Financial sovereignty is another pillar of becoming grandmaster. Africa needs commodity exchanges that set benchmarks, cross-border instant payment systems that remove dollar bottlenecks, and pension funds that invest in African infrastructure rather than foreign bonds. Security must also be recast into an architecture that deters coups and mercenary capture, with regional forces resourced and empowered to respond to unconstitutional changes of government. In the same breath, digital sovereignty must be protected, since Africa’s data is the oil of the 21st century. Critical data must be hosted under African laws, while AI and digital platforms must be audited for bias and adapted to African languages.
Equally important is narrative power. Lumumba understood the strength of speech, and today the battlefield of narratives is even sharper. Pan-African media cooperatives, film funds, and diaspora voices must project Africa’s own story. Without that, every crisis will be told through foreign eyes and every solution will arrive packaged with hidden strings. Clean governance must also be treated as a competitive strategy, because corruption is the move your opponent hopes you make. Transparent contracts, empowered auditors, and accountability mechanisms shrink rents and increase coherence, attracting investors who build rather than strip. Human capital, too, is non-negotiable. From childhood nutrition to STEM and vocational excellence, we must turn Africa’s young population into the most mobile and prepared workforce on earth. And in climate negotiations, Africa must stop begging and start bargaining by presenting green corridors, energy interconnectors, and carbon projects as coherent packages with binding contracts.
This is not abstract. It translates directly into moves on the board: reliable power and logistics corridors as the first step; professional qualifications and digital IDs as the killer apps for AfCFTA; minerals contracts tied to stepwise industrialization; democracy defended by regional guarantees; and diaspora finance coordinated into real leverage.
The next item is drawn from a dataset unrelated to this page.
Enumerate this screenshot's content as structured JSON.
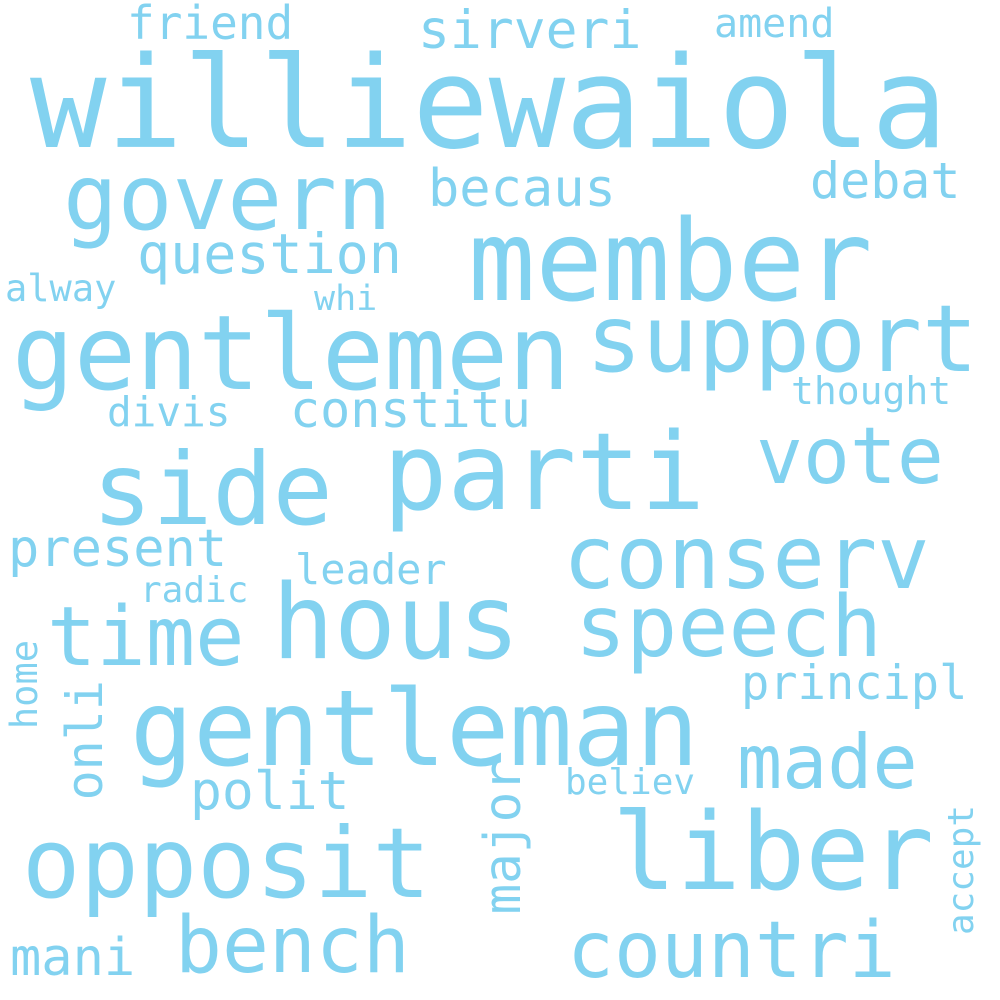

If Congo in 1960 had possessed such institutions, Lumumba’s fate may have been different. His tragedy was not his boldness but his isolation.
Grandmasters do not hope for blunders. They construct inevitabilities. For Africa, inevitability must mean that we price what we sell, pay ourselves for what we trade, protect our constitutional orders, educate our people to produce knowledge and things, integrate our markets to complement rather than cannibalize, and narrate our own story with authority. The pawn that advances with purpose can become more than a queen. It can become the player. The bishop is our moral authority. The knight is our ingenuity. The rook is our institutional solidity. The king is our sovereignty. The queen is our ability to combine moves quickly across the board. But ultimately, it is the human mind behind the pieces that wins.
I am done watching others move us. My generation must practice openings that make exploitation expensive, middlegames that make interference irrelevant, and endgames that make self-determination irreversible. That is how Africa stops being a pawn. That is how Africa becomes the grandmaster.